Ageing is the leading risk factor for chronic disease and disability, posing rising threat for healthcare systems and social property around the globe. Changes in gene expression can be a readout of the progressing cellular deterioration and inter-tissue dynamics accompanying the ageing process, thereby granting insights into the origin and onset of organismal frailty. Leveraging the advents of multi-layered ‘omics’ datasets, we longitudinally profiled mice throughout their entire lifespan and across all major tissues. We use these rich datasets to characterize the tissue-specific ‘ticking rate’s of ageing and aim to uncover how organs in health and disease may communicate through cellular trafficking and secretion of protein factors.
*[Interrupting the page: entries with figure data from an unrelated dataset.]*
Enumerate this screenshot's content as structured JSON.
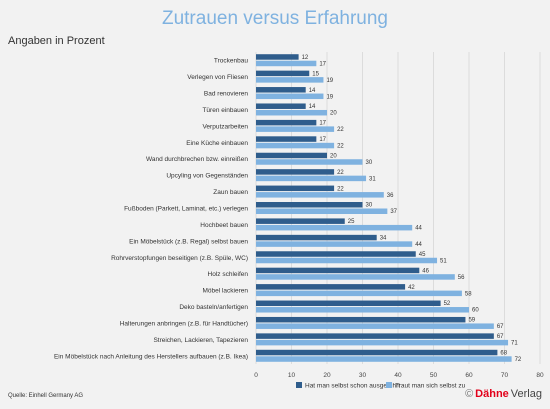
{
  "chart_data": {
    "type": "bar",
    "orientation": "horizontal",
    "title": "Zutrauen versus Erfahrung",
    "subtitle": "Angaben in Prozent",
    "categories": [
      "Trockenbau",
      "Verlegen von Fliesen",
      "Bad renovieren",
      "Türen einbauen",
      "Verputzarbeiten",
      "Eine Küche einbauen",
      "Wand durchbrechen bzw. einreißen",
      "Upcyling von Gegenständen",
      "Zaun bauen",
      "Fußboden (Parkett, Laminat, etc.) verlegen",
      "Hochbeet bauen",
      "Ein Möbelstück (z.B. Regal) selbst bauen",
      "Rohrverstopfungen beseitigen (z.B. Spüle, WC)",
      "Holz schleifen",
      "Möbel lackieren",
      "Deko basteln/anfertigen",
      "Halterungen anbringen (z.B. für Handtücher)",
      "Streichen, Lackieren, Tapezieren",
      "Ein Möbelstück nach Anleitung des Herstellers aufbauen (z.B. Ikea)"
    ],
    "series": [
      {
        "name": "Hat man selbst schon ausgeführt",
        "color": "#2f5d8c",
        "values": [
          12,
          15,
          14,
          14,
          17,
          17,
          20,
          22,
          22,
          30,
          25,
          34,
          45,
          46,
          42,
          52,
          59,
          67,
          68
        ]
      },
      {
        "name": "Traut man sich selbst zu",
        "color": "#7fb2e0",
        "values": [
          17,
          19,
          19,
          20,
          22,
          22,
          30,
          31,
          36,
          37,
          44,
          44,
          51,
          56,
          58,
          60,
          67,
          71,
          72
        ]
      }
    ],
    "xlim": [
      0,
      80
    ],
    "xticks": [
      0,
      10,
      20,
      30,
      40,
      50,
      60,
      70,
      80
    ],
    "grid": true,
    "legend_position": "bottom"
  },
  "source": "Quelle: Einhell Germany AG",
  "logo": {
    "symbol": "©",
    "brand": "Dähne",
    "suffix": "Verlag"
  }
}
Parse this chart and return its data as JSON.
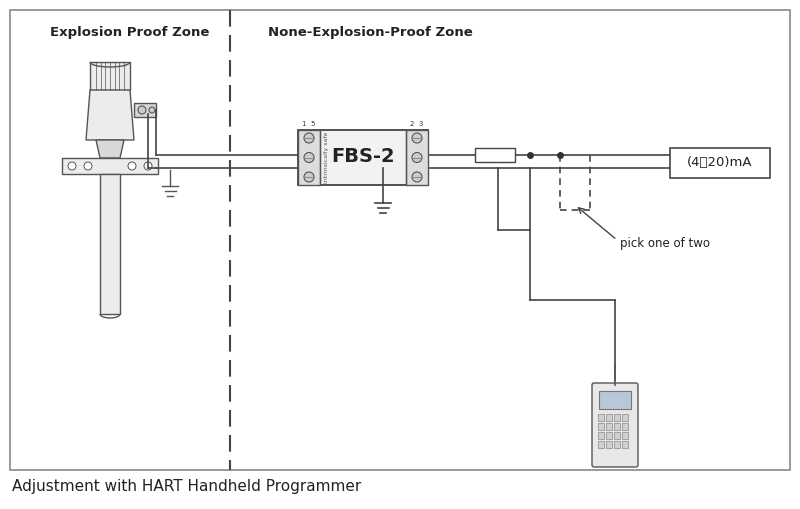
{
  "title": "Adjustment with HART Handheld Programmer",
  "zone1_label": "Explosion Proof Zone",
  "zone2_label": "None-Explosion-Proof Zone",
  "fbs_label": "FBS-2",
  "current_label": "(4～20)mA",
  "pick_label": "pick one of two",
  "line_color": "#444444",
  "text_color": "#222222",
  "gray_fill": "#e8e8e8",
  "dark_gray": "#666666",
  "mid_gray": "#aaaaaa",
  "white": "#ffffff"
}
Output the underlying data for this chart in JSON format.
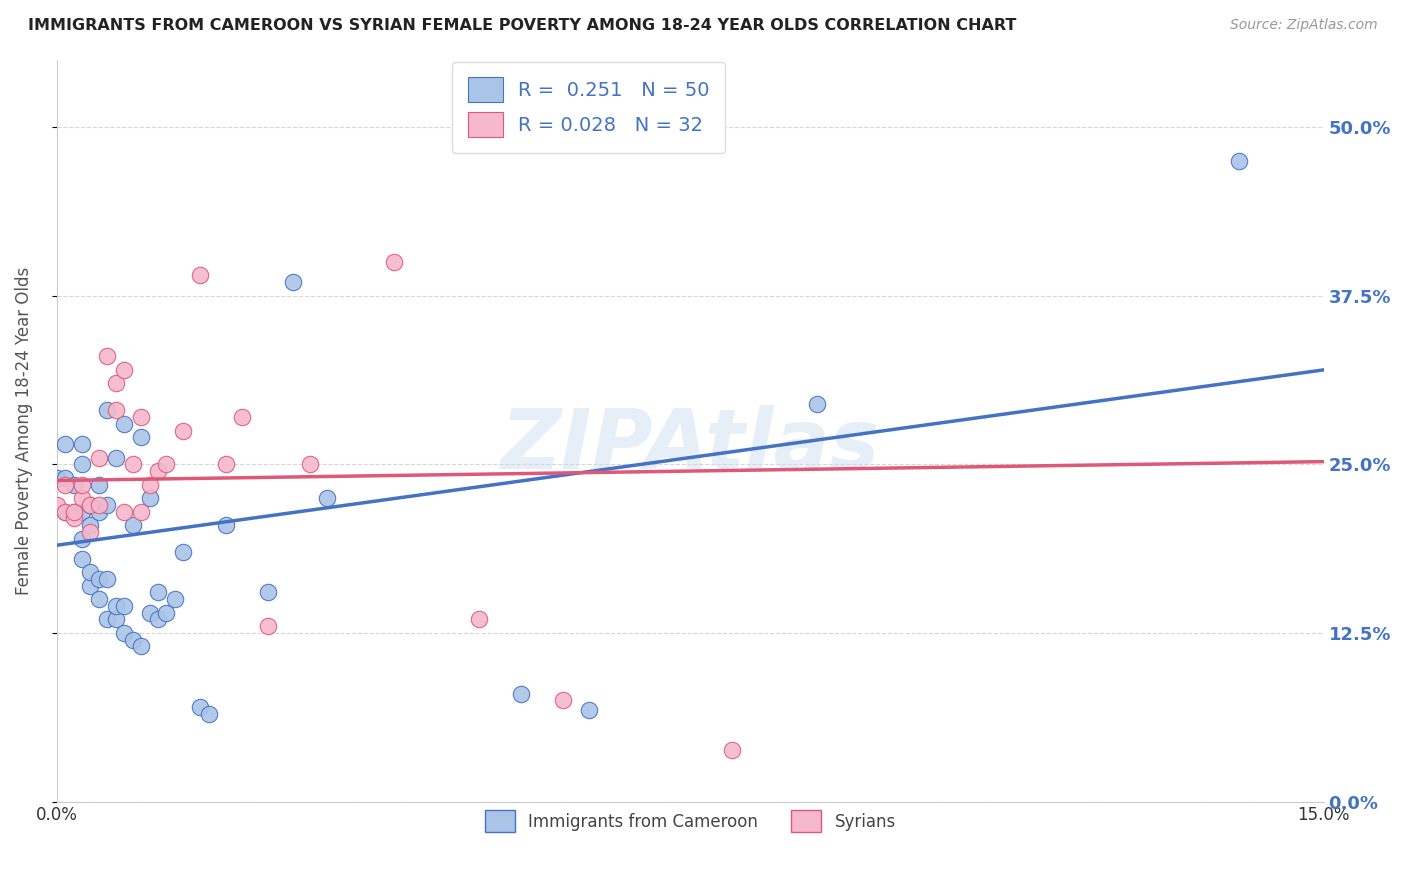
{
  "title": "IMMIGRANTS FROM CAMEROON VS SYRIAN FEMALE POVERTY AMONG 18-24 YEAR OLDS CORRELATION CHART",
  "source": "Source: ZipAtlas.com",
  "ylabel": "Female Poverty Among 18-24 Year Olds",
  "xlim": [
    0.0,
    0.15
  ],
  "ylim": [
    0.0,
    0.55
  ],
  "yticks": [
    0.0,
    0.125,
    0.25,
    0.375,
    0.5
  ],
  "ytick_labels": [
    "0.0%",
    "12.5%",
    "25.0%",
    "37.5%",
    "50.0%"
  ],
  "xtick_positions": [
    0.0,
    0.05,
    0.1,
    0.15
  ],
  "xtick_labels": [
    "0.0%",
    "",
    "",
    "15.0%"
  ],
  "cameroon_R": "0.251",
  "cameroon_N": "50",
  "syrian_R": "0.028",
  "syrian_N": "32",
  "cameroon_dot_color": "#aac4e8",
  "syrian_dot_color": "#f5b8cc",
  "cameroon_line_color": "#4472c4",
  "syrian_line_color": "#e05878",
  "background_color": "#ffffff",
  "grid_color": "#cccccc",
  "watermark": "ZIPAtlas",
  "cameroon_line_x0": 0.0,
  "cameroon_line_y0": 0.19,
  "cameroon_line_x1": 0.15,
  "cameroon_line_y1": 0.32,
  "syrian_line_x0": 0.0,
  "syrian_line_y0": 0.238,
  "syrian_line_x1": 0.15,
  "syrian_line_y1": 0.252,
  "cameroon_x": [
    0.0,
    0.001,
    0.001,
    0.001,
    0.002,
    0.002,
    0.003,
    0.003,
    0.003,
    0.003,
    0.003,
    0.004,
    0.004,
    0.004,
    0.004,
    0.005,
    0.005,
    0.005,
    0.005,
    0.006,
    0.006,
    0.006,
    0.006,
    0.007,
    0.007,
    0.007,
    0.008,
    0.008,
    0.008,
    0.009,
    0.009,
    0.01,
    0.01,
    0.011,
    0.011,
    0.012,
    0.012,
    0.013,
    0.014,
    0.015,
    0.017,
    0.018,
    0.02,
    0.025,
    0.028,
    0.032,
    0.055,
    0.063,
    0.09,
    0.14
  ],
  "cameroon_y": [
    0.24,
    0.215,
    0.24,
    0.265,
    0.215,
    0.235,
    0.18,
    0.195,
    0.215,
    0.25,
    0.265,
    0.16,
    0.17,
    0.205,
    0.22,
    0.15,
    0.165,
    0.215,
    0.235,
    0.135,
    0.165,
    0.22,
    0.29,
    0.135,
    0.145,
    0.255,
    0.125,
    0.145,
    0.28,
    0.12,
    0.205,
    0.115,
    0.27,
    0.14,
    0.225,
    0.135,
    0.155,
    0.14,
    0.15,
    0.185,
    0.07,
    0.065,
    0.205,
    0.155,
    0.385,
    0.225,
    0.08,
    0.068,
    0.295,
    0.475
  ],
  "syrian_x": [
    0.0,
    0.001,
    0.001,
    0.002,
    0.002,
    0.003,
    0.003,
    0.004,
    0.004,
    0.005,
    0.005,
    0.006,
    0.007,
    0.007,
    0.008,
    0.008,
    0.009,
    0.01,
    0.01,
    0.011,
    0.012,
    0.013,
    0.015,
    0.017,
    0.02,
    0.022,
    0.025,
    0.03,
    0.04,
    0.05,
    0.06,
    0.08
  ],
  "syrian_y": [
    0.22,
    0.215,
    0.235,
    0.21,
    0.215,
    0.225,
    0.235,
    0.2,
    0.22,
    0.22,
    0.255,
    0.33,
    0.29,
    0.31,
    0.32,
    0.215,
    0.25,
    0.285,
    0.215,
    0.235,
    0.245,
    0.25,
    0.275,
    0.39,
    0.25,
    0.285,
    0.13,
    0.25,
    0.4,
    0.135,
    0.075,
    0.038
  ]
}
By developing novel algorithms to integrate single-cell transcriptomes and bulk RNA-seq time course data, we identify the direct cellular origin of age-related expression changes, including an accumulation of T- and B-cells in white adipose tissues (WAT) of middle-aged mice. These involve plasma B-cells with a pronounced antibody-secreting phenotype, which become consecutively present in other tissues like heart and kidney.

We investigate in parallel the possible, systemic consequences of aged, inflamed WAT by characterizing the response to dietary restriction (DR), a nutritional intervention known to improve health- and lifespan. Concomitantly, we discover that WAT from old mice exhibits a largely refractory transcriptional and metabolic response to DR, indicating a nutritional memory effect. We combine these analyses with large-scale lifespan studies of over 800 mice and show how DR in aged animals can no longer improve survival.

Together, these data demonstrate a similar yet asynchronous inter- and intra-organ progression of ageing - with the WAT playing a key role - thus providing a foundation to track systemic sources of declining health at old age.